Informal-Dot804@reddit
I would say get out there. I had a lead once who was great technically but didn’t present very well. On receiving similar feedback he started taking a “learning session” each week, first with our team and then more teams on location etc. He would ask us for feedback after and try to address it in future sessions and this continued until one day he delivered an amazing presentation. Calm, confident, funny, good technical detail without being dry, just 🤌. He and our manager would arrange for more face time with leadership and same deal. It’s a skill like any other, read all the books and courses you want but you gotta exercise the muscle. All the best ! It’s terrifying but completely doable.
jkingsbery@reddit
I don't know of a book or program you can read, but the thing I've seen work (and I'm still working on improving myself) is focusing communication on why the audience should care.
You can be very confident, or have a strong ego, but if what you say sounds indistinguishable from the Turbo Encabulator pitch guy, no one will care and you won't persuade anyone. Instead, connect what you're saying to things people care about, and then explain why it connects to what they care about.
aspearin@reddit
Take an improv class. They want you to say “yes, and…” for every response to stakeholder nonsense.

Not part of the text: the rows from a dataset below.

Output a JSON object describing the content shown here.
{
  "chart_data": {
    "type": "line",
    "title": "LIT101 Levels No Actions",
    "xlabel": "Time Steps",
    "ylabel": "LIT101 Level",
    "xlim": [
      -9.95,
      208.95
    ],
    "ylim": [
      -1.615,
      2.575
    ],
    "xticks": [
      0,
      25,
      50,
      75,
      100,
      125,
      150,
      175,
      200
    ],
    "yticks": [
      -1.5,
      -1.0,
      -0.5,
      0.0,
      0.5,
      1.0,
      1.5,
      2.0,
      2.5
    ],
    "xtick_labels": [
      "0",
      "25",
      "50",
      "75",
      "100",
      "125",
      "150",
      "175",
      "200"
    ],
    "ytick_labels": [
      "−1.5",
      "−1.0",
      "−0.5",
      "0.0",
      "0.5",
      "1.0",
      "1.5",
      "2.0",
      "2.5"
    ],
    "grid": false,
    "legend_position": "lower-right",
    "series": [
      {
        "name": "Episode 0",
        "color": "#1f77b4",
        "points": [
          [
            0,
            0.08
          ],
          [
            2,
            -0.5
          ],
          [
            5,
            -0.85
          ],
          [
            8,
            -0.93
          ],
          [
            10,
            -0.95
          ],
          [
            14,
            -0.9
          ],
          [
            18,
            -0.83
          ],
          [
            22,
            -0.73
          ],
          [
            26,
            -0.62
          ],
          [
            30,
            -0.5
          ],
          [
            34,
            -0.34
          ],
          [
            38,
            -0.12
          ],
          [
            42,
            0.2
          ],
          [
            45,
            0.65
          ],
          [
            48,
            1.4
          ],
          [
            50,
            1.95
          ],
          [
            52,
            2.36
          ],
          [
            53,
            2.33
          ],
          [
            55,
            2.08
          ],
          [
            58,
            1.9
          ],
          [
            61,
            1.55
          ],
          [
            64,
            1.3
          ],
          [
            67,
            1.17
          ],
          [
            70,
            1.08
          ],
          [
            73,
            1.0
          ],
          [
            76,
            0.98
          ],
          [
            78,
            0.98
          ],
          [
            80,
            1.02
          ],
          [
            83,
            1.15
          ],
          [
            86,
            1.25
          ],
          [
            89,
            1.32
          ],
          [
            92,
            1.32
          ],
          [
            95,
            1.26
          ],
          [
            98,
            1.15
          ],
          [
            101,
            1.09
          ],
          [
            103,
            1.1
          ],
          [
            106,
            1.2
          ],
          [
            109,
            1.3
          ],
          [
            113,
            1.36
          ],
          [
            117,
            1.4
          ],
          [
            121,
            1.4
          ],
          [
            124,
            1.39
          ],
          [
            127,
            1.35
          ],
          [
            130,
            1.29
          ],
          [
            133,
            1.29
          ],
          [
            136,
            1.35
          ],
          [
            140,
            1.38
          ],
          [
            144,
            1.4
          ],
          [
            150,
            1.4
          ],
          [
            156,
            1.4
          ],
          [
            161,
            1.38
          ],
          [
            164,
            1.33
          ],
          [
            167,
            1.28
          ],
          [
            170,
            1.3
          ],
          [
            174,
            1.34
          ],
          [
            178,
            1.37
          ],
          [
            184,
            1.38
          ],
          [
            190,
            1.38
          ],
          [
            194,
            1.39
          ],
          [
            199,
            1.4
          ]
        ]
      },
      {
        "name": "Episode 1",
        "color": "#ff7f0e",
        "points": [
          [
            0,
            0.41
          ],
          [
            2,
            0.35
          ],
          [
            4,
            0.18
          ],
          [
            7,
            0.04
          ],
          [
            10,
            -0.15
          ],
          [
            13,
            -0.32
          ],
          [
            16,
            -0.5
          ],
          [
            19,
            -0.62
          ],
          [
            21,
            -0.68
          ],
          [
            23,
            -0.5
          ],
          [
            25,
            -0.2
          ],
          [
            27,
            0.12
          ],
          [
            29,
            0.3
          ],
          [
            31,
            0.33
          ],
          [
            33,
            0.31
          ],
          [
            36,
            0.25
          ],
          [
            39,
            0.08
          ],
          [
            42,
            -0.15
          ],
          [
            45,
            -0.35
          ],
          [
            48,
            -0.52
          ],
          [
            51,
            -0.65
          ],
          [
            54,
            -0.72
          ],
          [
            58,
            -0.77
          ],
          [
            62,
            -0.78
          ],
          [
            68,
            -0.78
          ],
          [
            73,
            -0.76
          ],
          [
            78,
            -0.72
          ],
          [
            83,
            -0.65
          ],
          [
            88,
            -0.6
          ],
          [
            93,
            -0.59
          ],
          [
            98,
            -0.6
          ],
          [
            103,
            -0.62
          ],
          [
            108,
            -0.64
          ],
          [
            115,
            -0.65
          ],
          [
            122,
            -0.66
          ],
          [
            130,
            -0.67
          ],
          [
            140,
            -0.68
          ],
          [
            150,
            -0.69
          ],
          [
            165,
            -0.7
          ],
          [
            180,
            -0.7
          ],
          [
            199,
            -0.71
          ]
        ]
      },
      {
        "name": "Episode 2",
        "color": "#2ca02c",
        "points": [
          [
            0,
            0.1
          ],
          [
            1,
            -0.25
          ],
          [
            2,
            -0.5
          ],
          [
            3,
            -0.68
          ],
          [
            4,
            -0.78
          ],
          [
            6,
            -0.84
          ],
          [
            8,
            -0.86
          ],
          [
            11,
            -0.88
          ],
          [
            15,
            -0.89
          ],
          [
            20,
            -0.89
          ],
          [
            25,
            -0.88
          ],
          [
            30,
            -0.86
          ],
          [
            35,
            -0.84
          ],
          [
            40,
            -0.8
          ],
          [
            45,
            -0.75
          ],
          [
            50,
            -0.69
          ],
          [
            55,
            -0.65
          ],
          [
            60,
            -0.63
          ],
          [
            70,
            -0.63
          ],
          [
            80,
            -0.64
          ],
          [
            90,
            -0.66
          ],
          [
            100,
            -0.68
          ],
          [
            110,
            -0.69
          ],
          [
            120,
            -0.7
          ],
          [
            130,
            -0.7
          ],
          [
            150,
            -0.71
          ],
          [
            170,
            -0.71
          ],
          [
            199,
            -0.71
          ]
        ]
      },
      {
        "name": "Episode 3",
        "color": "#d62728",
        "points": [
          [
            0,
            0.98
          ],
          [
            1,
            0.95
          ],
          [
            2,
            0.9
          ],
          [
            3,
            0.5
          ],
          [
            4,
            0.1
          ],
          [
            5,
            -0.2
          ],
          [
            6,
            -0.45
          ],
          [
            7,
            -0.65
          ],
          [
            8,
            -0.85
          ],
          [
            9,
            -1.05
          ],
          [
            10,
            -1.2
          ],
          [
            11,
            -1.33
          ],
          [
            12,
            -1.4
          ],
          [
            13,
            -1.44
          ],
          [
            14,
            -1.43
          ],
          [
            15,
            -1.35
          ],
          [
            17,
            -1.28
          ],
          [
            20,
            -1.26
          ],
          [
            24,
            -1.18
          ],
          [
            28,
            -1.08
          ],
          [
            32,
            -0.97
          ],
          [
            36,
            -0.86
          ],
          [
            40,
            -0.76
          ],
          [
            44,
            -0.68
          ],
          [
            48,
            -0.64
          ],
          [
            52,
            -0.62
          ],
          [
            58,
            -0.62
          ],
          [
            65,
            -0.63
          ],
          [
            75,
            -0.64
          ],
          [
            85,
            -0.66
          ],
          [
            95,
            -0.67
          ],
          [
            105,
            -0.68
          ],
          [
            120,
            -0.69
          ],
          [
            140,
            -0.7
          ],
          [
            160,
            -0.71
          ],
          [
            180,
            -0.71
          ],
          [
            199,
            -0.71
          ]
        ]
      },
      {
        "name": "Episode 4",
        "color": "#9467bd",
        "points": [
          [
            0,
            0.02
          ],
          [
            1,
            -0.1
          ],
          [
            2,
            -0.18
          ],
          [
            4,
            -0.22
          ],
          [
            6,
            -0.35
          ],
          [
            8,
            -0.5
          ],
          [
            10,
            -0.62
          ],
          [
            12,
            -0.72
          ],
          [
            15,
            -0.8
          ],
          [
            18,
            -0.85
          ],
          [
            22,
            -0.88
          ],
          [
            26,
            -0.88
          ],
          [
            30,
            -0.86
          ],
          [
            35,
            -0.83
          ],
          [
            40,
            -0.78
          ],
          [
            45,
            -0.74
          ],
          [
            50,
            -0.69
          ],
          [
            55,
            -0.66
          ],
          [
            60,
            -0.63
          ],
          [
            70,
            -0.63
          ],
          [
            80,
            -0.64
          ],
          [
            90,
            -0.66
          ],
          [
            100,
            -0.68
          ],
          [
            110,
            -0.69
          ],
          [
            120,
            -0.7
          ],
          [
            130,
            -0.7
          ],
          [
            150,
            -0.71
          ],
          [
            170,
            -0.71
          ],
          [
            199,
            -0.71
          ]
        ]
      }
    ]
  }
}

Developers are too rooted in reality and logic to win board room battles where ego dominates.
MrEloi@reddit
I suspect that a lot of this is almost genetic.
In my time I simply regarded the Cxx and other senior staff as my equals.
This attitude allows you to be natural when reviewing or explaining topics.
You need to be 100% comfortable chatting with anyone during say coffee breaks.
Being overawed by senior staff or job titles spoils everything.
I would have never considered taking courses for any of this - but I hope they work for you.
I assume that you are in-office.
If so, try to match the dress sense, language, behaviour of the other staff.
You don't want to stand out as an outsider.
Ideally, you need to spend as much time talking to the Cxx level etc as you can, so that they get to know you.